The College Paradox

College

My son is a junior in high school and starting to look at colleges. He’s a smart, thoughtful kid who doesn’t seem to be stressing too much about where he goes off to school. At the same time, since my DW and I have been good savers in the 529 plan we set up for him when he was little, we’re not too stressed about the magnitude of the expense either. He’s flexible and so are we.

That allows us to look at quite a few different colleges & universities. In doing so, I am quite struck by the very broad range of tuition costs that we are seeing and wondering how good is “good enough” when investing in what school he will go to? The dilemma I have is what I call the “College Paradox”.

One side of the paradox is that I believe that a smart, hardworking kid is going to learn as much at a more affordable state college as they are likely to at a more expensive, fancy private school. I went to among most humble of small state colleges and learned enough to be quite successful in life. While I also went to a private liberal arts college for my graduate degree, I have definitely exceeded almost every one of my “fancy college” friends & colleagues in terms of career success & financial fortune. “Smart kids do well where ever they go to college” I sometimes say.

At the same time, I believe that who you know can be more highly correlated with success than what you know. That is to say, “the best reason to go to Harvard is to meet a lot of others that have Harvard educations” (and connections). I believe that being in that social structure (and having the attendant expectations) can be a big difference maker. I see broadly in life that people tend to live up (or down) to expectations formed by their reference group. I was fortunate to work in a group of Ivy Leaguers in my early career and that cohort certainly shaped my expectations of myself. Context matters.

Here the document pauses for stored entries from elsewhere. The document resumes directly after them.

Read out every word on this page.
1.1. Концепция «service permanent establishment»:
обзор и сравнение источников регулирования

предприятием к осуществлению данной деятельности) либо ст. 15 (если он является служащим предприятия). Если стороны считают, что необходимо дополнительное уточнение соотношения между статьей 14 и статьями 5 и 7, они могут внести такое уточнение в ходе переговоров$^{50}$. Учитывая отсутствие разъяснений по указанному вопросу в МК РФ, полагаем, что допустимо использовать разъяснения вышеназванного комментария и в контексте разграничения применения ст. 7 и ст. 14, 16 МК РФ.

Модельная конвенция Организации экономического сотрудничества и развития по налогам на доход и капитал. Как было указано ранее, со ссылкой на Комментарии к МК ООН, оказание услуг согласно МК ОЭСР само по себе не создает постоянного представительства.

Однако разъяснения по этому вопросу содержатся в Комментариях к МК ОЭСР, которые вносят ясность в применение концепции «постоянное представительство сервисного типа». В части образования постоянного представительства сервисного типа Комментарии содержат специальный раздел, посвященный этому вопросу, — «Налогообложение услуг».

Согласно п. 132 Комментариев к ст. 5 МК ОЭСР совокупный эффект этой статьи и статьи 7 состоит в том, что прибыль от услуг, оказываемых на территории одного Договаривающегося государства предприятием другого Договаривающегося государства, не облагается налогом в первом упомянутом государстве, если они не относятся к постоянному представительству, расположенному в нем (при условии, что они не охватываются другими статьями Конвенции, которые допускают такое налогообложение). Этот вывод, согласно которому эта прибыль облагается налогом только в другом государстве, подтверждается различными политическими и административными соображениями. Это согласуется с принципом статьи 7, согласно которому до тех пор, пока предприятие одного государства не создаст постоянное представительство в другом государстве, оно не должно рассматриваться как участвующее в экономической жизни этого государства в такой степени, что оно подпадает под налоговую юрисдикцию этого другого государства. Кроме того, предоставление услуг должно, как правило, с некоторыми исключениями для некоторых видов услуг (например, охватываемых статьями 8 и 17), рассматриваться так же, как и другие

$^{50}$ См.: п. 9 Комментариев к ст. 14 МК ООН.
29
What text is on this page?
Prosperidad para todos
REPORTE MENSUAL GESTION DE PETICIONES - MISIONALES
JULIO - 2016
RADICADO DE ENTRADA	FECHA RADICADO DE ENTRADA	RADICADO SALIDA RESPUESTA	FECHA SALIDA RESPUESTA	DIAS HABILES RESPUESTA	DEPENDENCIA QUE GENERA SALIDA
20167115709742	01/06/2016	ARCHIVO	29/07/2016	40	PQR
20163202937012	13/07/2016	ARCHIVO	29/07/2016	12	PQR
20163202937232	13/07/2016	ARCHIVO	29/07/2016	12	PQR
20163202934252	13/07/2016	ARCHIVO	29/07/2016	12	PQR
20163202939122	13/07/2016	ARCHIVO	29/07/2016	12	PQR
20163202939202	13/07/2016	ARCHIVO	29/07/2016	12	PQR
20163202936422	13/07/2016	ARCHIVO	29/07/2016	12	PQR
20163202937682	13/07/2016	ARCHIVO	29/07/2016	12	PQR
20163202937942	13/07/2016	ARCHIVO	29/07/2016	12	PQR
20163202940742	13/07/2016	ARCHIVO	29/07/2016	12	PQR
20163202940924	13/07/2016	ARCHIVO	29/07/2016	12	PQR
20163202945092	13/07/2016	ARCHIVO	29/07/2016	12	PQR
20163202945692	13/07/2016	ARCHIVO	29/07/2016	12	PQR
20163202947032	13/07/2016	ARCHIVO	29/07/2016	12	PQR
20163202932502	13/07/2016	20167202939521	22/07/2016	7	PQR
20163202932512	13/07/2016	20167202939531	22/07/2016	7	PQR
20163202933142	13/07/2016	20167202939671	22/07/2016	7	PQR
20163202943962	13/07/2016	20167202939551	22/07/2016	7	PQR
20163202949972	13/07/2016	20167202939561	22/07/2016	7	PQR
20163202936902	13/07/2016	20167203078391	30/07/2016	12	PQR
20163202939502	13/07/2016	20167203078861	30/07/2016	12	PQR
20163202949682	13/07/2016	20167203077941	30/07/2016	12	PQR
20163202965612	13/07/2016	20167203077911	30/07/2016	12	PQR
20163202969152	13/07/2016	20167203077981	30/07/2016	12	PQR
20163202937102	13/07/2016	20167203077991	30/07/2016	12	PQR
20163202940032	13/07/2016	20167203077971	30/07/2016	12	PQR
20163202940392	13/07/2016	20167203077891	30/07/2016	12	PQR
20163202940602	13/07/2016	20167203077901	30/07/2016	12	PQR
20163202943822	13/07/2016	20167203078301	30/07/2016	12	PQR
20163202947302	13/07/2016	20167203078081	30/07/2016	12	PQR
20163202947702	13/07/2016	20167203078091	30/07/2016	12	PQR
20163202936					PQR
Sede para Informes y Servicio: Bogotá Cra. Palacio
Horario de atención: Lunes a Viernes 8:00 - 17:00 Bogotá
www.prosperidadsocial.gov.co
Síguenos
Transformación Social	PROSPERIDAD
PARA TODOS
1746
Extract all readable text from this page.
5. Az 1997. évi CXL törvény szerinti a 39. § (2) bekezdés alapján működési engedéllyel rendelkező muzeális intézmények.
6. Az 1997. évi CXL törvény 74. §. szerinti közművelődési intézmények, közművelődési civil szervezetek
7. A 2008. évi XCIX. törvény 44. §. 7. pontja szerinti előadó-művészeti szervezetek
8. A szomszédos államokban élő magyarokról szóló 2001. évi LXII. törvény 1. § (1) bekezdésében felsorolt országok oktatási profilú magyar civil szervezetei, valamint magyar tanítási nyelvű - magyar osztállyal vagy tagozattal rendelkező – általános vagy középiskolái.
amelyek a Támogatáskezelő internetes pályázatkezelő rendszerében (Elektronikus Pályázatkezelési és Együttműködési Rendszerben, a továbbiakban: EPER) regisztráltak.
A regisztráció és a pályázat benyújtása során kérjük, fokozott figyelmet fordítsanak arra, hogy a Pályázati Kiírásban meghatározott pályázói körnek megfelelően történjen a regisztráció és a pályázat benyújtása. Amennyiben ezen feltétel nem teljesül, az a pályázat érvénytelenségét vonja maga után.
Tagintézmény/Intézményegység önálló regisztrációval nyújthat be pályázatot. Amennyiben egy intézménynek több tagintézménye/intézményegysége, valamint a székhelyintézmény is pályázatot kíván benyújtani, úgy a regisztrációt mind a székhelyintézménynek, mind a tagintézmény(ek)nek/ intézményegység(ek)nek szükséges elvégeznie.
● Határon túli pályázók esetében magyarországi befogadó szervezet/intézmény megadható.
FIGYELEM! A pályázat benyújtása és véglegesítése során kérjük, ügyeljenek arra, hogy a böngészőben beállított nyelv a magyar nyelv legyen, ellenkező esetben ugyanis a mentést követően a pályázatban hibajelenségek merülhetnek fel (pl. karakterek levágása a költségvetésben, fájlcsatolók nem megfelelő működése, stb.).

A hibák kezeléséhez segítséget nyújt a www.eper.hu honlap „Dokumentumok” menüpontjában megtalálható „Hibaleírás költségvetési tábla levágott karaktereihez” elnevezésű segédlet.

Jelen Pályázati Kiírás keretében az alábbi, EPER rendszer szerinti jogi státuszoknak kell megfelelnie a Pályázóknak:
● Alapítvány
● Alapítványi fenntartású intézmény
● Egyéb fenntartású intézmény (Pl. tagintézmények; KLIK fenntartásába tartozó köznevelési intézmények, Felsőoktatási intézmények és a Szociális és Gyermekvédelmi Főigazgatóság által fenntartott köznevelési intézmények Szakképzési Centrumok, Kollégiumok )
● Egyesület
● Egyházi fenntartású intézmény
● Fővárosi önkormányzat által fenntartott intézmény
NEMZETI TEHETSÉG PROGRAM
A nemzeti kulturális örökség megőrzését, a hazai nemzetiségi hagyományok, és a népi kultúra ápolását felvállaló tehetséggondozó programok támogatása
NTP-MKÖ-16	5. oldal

So what to do with my own son? Our current thinking leans toward a smaller, Midwestern, private college – but not one with a national reputation or big “brand name”. A respected state school in the Big 10 with the right focus on his field of study would also be fine, although I think he prefers something smaller.

To use an analogy, if Harvard is like Bloomingdales (small & exclusive), we’re thinking that Macy’s would be fine for us. Good quality stuff, but still accessible. At the same time, I’m not looking to save upfront with a college on par with a discount store like Walmart or Target. Not that we don’t shop there – just that we want to set the context for our son and his future.

How are you thinking about college for your kids? How does it relate back to your own choice for college when you were their age? Is there a difference in the kind of college you pick for a Bachelor’s degree versus a graduate degree?

Image: Pixabay.com

3 thoughts on “The College Paradox

  1. Pingback: Retire Before Children Head Off To College? « MrFireStation.com

  2. Pingback: FIRE Station Fun – Learning Independence | Mr.FireStation

  3. this is so true – however, there are so may opportunities to network these days, if you REALLY want to, you can make up for second gap while saving some moneys on a pretty similar education somewhere else for 1/3 or half the cost. OR you can find a college abroad and have them with that unique experience on their resume as global experience becomes even more important…

    In the end – a smart kid will figure it out no matter what. Since there are pros and cons to everything, given them a couple of decent options and then they can work on whatever ‘deficit’ came out from whatever they picked.